There were 3 key practical disciplines that they found for being rigorous in people decisions:
- When in doubt, don’t hire — keep looking
- When you know you need to make a people change, act
- Put your best people on your biggest opportunities, not your biggest problems
“Whether someone is the “right person” has more to do with character traits and innate capabilities than with specific knowledge, background, or skills.”
In the fourth chapter, Collins discussed how good-to-great companies began the process by confronting the brutal facts of their current reality. In good-to-great companies, there was a culture where the truth could be heard. A key paradigm for leading a company from good to great is the Stockdale Paradox. The Stockdale Paradox states that you should “retain absolute faith that you can and will prevail in the end, regardless of difficulties, AND, at the same time confront the most brutal facts of your current reality, whatever they might be.”
The fifth chapter revolved around the Hedgehog Concept. The Hedgehog Concept is related to the diagram above. The Hedgehog Concept is an understanding. The good-to-great companies were more like hedgehogs than foxes. They knew one big thing and stuck to it. The comparison companies were like foxes that are strategic and know many things but lack consistency. For the average good-to-great company, it took four years to find the Hedgehog Concept.
In A Culture of Discipline, Jim Collins discusses the culture of good-to-great companies. In these companies, there was a culture made up of self-disciplined people who took disciplined action that was consistent with the three circles of the Hedgehog Concept. A culture of discipline is difficult to create. It requires people who adhere to a consistent system while giving these people the freedom and responsibility they need to thrive within the system. Many of the good-to-great companies appeared boring from the outside but were full of people who were extremely diligent and intense.
The seventh chapter, Technology Accelerators, discussed how good-to-great organizations think about technology and technological change. These organizations avoid fads and bandwagons and become innovators of carefully selected technologies. Good-to-great companies used technology to accelerate momentum, not create it. In analyzing the success of the good-to-great companies as well as the comparison companies, researchers determined that technology by itself was never a primary root cause of greatness or mediocrity.
Flywheel and the Doom Loop discussed the nature of good-to-great transformations. The media often portrays these transformations as dramatic, overnight successes, but in reality, they felt like natural, cumulative processes to people who worked within the companies. There was never one single defining action, grand program, innovation, lucky break, or miracle in any of the good-to-great transformations. Rather, these successes came as a result of a process.
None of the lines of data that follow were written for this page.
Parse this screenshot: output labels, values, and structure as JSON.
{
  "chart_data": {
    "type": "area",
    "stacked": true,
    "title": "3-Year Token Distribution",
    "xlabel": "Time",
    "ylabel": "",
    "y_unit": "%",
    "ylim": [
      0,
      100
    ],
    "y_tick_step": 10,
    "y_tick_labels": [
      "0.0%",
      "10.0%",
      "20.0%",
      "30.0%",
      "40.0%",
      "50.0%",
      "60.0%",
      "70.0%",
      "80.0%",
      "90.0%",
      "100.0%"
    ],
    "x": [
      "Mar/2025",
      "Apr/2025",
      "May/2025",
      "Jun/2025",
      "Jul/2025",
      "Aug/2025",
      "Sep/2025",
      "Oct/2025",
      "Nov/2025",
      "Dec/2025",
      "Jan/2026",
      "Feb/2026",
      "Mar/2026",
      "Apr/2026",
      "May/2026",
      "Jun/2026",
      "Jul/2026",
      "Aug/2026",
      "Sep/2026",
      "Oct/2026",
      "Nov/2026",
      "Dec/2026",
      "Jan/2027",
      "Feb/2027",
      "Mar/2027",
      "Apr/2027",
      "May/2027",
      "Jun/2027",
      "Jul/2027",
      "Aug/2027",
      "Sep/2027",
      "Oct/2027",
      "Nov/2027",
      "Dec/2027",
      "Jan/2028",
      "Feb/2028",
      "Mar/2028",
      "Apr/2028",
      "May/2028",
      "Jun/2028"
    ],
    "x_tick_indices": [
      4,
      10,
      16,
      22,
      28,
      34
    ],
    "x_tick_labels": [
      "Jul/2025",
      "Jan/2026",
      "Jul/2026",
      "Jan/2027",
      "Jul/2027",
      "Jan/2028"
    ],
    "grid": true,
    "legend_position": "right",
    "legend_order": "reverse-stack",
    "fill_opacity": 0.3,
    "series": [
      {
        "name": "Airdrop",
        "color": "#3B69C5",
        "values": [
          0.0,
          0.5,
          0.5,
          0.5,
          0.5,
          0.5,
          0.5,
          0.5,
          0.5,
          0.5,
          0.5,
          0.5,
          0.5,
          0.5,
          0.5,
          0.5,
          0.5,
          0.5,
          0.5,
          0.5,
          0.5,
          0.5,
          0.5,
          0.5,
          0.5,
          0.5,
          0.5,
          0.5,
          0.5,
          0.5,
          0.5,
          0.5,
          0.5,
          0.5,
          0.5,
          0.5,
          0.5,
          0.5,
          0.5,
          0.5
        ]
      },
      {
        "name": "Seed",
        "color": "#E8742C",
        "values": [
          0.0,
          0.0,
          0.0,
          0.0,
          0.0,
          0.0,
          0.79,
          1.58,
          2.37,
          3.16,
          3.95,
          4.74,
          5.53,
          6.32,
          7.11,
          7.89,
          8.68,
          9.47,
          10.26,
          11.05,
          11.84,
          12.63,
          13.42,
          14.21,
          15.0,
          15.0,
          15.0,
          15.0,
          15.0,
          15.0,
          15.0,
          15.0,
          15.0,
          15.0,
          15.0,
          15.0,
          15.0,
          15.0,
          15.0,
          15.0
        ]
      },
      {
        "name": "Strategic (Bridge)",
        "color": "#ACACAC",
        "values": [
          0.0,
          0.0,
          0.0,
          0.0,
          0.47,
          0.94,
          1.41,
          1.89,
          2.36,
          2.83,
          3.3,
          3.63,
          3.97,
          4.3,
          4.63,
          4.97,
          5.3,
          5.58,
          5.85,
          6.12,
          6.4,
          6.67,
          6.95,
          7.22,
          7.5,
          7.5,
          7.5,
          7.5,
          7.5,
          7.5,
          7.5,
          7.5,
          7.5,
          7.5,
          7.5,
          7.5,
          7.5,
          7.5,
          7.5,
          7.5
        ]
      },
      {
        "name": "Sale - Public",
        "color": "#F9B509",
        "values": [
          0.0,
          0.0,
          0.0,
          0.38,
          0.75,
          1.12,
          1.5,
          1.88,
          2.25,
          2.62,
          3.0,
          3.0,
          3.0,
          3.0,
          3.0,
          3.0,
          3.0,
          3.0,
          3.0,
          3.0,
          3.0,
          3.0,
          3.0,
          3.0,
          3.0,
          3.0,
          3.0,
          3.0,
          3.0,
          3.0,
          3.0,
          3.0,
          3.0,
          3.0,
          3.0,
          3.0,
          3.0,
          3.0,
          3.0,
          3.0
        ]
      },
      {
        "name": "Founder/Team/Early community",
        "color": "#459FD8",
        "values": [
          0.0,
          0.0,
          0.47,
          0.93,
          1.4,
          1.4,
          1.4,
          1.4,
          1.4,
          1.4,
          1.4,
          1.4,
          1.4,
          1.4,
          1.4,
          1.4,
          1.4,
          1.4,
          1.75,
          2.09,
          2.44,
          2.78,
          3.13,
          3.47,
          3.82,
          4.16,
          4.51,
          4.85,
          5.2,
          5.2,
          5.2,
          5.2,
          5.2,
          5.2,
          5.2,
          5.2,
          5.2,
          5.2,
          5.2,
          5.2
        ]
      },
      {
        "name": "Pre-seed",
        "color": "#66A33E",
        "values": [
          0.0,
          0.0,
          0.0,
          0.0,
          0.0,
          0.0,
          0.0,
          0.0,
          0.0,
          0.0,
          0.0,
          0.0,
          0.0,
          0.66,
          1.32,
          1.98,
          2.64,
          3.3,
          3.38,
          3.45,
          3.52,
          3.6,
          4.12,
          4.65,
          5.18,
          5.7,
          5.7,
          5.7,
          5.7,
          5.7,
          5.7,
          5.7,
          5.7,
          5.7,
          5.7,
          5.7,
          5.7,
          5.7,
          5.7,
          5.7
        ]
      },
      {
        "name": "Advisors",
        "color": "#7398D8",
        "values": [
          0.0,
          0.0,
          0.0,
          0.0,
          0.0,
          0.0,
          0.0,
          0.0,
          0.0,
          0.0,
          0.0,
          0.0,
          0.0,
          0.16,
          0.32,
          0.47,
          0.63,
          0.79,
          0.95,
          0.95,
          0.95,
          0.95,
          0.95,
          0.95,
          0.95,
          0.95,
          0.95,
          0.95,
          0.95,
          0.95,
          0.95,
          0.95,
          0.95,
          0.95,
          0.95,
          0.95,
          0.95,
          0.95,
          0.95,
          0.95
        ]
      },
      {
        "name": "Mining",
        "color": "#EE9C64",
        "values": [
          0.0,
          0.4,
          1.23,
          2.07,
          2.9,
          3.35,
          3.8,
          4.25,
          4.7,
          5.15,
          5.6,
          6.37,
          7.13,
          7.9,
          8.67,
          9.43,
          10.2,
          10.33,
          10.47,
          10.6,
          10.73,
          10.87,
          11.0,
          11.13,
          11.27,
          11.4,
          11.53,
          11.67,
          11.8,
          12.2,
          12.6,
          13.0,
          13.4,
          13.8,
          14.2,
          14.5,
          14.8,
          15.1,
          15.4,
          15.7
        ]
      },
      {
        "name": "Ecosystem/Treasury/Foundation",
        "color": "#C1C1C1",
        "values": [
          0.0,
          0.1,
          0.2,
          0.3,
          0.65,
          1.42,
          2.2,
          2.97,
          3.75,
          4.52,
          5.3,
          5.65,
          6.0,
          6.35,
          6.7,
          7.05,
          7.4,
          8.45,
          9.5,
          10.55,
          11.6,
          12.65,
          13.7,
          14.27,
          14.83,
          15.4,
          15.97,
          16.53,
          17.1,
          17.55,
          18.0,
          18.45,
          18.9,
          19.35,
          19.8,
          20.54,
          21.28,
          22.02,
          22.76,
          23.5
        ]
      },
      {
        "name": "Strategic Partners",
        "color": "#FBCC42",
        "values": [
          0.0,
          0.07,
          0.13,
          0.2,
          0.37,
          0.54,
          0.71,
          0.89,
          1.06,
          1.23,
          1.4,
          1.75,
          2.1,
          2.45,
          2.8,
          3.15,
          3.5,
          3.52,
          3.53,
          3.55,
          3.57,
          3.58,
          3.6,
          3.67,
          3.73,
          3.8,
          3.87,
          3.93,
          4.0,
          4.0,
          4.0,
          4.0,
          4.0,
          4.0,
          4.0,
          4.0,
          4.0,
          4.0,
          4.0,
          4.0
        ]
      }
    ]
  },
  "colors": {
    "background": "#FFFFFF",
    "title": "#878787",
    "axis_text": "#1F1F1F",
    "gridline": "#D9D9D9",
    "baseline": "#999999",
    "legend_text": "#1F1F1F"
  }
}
The ninth, and final, chapter discusses how Jim Collins’ earlier book, Built to Last, relates to Good to Great. Collins views Good to Great as a prequel to Built to Last. He believes that organizations should apply the findings in Good to Great to create results and then later apply the findings from Built to Last to build an enduring great company from great results.
- I would give Good to Great a 4 out of 5.
- The book contained tons of useful information and I enjoyed learning about companies that were able to make the transformation from good to great.
- That said, it wasn’t the most engaging read. I got a bit bored from time to time.
- Much of the information felt redundant. I think that this book could’ve been about 80% of its current length and served the reader just as well.
- Despite the redundancy and occasional boredom, I got a lot of value from this book. It made me question things I had learned and thought about businesses and helped me understand the importance of having the right people in a value-driven organization.